Ia kemudian menghempaskan tubuhnya di ranjang. Kepalanya serasa mau meledak. Apa yang ia alami malam ini terasa benar-benar buruk. Celakanya, ia tak tahu harus pada siapa bisa menumpahkan kemarahan ini. Rayan akhirnya menangis tertahan sambil memeluk bantal guling erat-erat.

KREEKK...

Pintu kamar terdengar dibuka. Rayan buru-buru mengelap air matanya lalu menoleh. Ternyata Tomy yang datang. Ia pun memasang wajah super cemberut.

"Jangan ganggu gue!"ultimatum Rayan langsung.

"Tenaangg... aku-eh, kamu habis nangis ya?" tanya Tomy sambil menyentuh pipi Rayan yang lembab.

"Akh!" desis Rayan sambil menepis tangan Tomy. "Gue udah bilang jangan ganggu gue!"

"Kamu kok nangis sih, Beib?" tanya Tomy lagi.

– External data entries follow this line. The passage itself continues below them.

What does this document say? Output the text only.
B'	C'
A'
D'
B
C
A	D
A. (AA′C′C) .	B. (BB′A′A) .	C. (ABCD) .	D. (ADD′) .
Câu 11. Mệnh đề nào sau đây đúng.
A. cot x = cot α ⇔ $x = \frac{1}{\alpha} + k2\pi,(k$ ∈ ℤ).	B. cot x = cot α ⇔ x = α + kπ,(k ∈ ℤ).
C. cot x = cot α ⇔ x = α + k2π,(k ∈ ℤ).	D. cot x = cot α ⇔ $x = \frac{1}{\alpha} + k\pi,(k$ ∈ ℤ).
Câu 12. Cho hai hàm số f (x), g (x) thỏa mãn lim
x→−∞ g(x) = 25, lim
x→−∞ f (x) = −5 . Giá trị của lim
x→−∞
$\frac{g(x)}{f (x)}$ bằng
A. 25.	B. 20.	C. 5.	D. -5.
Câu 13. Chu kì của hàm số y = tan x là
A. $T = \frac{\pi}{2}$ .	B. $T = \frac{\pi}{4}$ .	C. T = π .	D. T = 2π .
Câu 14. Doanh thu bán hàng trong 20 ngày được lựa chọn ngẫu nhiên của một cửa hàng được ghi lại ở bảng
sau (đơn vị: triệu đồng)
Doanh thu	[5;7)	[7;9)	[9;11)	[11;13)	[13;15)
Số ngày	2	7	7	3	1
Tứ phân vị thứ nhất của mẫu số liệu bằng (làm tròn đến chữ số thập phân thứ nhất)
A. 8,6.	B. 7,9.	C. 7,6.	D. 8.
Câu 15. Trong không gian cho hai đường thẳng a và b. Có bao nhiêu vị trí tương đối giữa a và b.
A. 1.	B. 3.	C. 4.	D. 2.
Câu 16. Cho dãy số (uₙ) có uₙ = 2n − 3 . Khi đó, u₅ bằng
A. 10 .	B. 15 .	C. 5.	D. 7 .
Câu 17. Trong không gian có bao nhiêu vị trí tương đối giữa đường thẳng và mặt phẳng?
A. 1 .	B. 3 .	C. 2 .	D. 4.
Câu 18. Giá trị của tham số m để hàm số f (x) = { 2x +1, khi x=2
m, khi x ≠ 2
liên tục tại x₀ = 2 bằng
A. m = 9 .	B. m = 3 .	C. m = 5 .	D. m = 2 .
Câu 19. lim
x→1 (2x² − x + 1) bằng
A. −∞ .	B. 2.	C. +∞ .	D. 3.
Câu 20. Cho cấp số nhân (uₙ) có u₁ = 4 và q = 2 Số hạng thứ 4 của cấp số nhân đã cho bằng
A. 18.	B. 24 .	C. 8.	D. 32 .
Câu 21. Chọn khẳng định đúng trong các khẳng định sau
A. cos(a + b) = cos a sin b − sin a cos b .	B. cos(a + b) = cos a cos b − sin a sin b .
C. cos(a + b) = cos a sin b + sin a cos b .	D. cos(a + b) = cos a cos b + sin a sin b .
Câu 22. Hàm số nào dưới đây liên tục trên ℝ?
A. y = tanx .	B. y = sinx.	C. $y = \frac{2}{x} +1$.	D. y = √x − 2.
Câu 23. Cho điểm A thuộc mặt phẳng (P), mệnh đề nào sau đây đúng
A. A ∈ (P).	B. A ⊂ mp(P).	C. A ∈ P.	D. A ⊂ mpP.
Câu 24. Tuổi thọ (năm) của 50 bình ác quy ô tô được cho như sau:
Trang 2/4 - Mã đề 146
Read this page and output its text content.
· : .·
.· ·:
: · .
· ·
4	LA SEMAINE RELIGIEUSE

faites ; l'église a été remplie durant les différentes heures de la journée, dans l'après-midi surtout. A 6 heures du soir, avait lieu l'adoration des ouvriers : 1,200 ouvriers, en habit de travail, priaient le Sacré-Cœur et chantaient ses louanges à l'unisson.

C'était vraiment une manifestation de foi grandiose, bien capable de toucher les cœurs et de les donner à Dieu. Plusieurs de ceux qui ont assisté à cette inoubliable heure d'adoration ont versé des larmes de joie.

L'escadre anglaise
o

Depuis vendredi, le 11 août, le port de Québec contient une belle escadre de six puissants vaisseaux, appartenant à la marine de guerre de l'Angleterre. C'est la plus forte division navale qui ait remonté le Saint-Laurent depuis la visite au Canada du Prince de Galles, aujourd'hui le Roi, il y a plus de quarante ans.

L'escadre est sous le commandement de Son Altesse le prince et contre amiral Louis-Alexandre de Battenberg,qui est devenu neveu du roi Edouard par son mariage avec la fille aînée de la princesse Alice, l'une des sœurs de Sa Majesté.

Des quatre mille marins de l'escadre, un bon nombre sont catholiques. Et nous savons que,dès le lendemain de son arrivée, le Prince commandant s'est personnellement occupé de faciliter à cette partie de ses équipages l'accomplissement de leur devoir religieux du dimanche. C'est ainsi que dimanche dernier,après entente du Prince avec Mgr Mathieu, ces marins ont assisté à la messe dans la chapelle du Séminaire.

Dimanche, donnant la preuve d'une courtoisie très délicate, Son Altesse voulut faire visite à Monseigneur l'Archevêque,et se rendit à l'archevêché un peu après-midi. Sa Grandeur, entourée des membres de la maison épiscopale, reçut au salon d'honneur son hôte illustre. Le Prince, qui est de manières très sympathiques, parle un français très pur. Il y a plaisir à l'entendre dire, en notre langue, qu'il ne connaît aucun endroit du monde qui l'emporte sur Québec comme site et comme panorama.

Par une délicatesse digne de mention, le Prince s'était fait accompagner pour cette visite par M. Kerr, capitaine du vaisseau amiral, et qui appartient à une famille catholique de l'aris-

"Sok tahu Lu!" bantah Rayan. "Gak usah sok perhatian..."

"Aku udah kenal kamu dari lama. Kalo bawah mata kamu udah kemerahan dan bibir ditekuk ke bawah kayak gini, pasti habis nangis..."

Rayan mengerjap-kerjapkan matanya. Ia akui uraian Tomy barusan itu benar. Hampir dua tahun menjalin hubungan dan selalu tiap hari ketemu dengan Tomy, pastilah tuh anak tahu banyak soal Rayan.

"Gue nangis karena lu!" ucap Rayan mengaku juga akhirnya. "Kenapa lu masih di sini, heh?!" semprot Rayan.

Tomy tiba-tiba mendekap kepala Rayan dengan paksa ke bawah ketiaknya.

"Ughh... lu apaan sih?!" seru Rayan sambil berontak.

"Sayaaangg.. Biasanya kamu tidur di bawah ketiak aku kalo lagi galau..." terang Tomy.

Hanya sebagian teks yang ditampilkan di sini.